Some of us grew up in a time and place and that was deeply racist and sexist. There’s no sin in that. The sin is to stay there. Jesus doesn’t stay with his limited attitudeafter his encounter with this woman in need, and we don’t have to stay tied to old, small ways, either.

Our world still doesn’t fully reflect God’s broad bright ways; Jesus still groans as he heals. Racism and prejudice are alive among us, maybe in our own hearts. Some say we have to say “Black Lives Matter” because in many ways our culture says they really don’t matter.

After the racially hate-filled murders of nine of our brothers and sisters in Christ in South Carolina, African Methodist Episcopal Church bishops asked Christians across US to join today in confession, repentance, prayer and commitment to end racism. Our own Bishop Cho made that call to us as well.

Brothers and sisters in Christ, we can’t stay deaf and mute to this cancer still eating at our soul. Healing comes as we listen and learn from those who are different, with different life experiences. Blessing comes as we allow ourselves like the Lord Jesus to be challenged and changed by truth heard in unexpected places.  In my own life I thank God for the honest hard words and the humble life of a guy named Ben Nelson, my pastor during my teen years.

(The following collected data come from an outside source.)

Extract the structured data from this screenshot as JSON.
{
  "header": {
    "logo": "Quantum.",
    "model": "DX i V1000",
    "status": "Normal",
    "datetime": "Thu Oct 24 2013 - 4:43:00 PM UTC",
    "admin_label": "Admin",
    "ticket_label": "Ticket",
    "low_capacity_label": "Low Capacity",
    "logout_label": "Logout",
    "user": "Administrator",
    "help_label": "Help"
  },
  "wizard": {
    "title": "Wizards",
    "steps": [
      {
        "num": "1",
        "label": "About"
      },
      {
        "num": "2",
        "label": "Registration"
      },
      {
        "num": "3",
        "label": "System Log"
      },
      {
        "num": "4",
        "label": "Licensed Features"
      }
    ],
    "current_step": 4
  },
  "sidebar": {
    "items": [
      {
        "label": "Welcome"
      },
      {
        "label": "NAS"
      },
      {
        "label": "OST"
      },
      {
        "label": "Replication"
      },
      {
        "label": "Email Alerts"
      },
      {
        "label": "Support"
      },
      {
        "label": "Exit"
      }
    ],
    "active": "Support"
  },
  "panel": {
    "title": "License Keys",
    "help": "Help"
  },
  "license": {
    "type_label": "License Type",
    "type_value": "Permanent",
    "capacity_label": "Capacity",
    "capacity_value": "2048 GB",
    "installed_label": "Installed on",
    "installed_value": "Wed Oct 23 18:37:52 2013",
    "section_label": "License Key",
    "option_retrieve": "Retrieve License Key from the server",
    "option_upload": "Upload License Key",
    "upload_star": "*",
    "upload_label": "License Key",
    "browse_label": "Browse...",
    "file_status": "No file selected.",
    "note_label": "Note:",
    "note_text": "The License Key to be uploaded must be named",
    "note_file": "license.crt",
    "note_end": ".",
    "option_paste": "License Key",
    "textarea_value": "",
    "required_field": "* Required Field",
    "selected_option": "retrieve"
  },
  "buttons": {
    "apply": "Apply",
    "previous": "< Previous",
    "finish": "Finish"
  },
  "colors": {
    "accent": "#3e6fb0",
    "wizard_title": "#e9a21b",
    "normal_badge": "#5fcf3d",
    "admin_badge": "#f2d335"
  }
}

God used him to convert and change this narrow-minded racist boy toward the better way of Christ. It’s true – the gospel really is that powerful and wonderful.

This winter I talked with some Randolph-Macon College students of color about their life on that largely white campus. It wasn’t easy to hear what they said, but I’m glad they told me the truth. I told them not to stay silent, and one woman said that’s hard: white folks can feel guilty and she didn’t want to hurt our feelings. But I said I hoped she’d speak up anyway because that’s how healing and conversion and better days come.

Today we come to be fed today at this table where the Lord is again present. Let us confess and repent of whatever keeps us from walking God’s wide way of grace for all; ask for healing so we won’t be deaf to the stories of our brothers and sisters and silent no more in the face of racism or prejudice. Like the woman long ago let us fall on our knees and ask for mercy for us and our land and make a new commitment to the loving way of Jesus; then our table manners will be worthy of the One who calls and heals and welcomes us all, thanks be to God.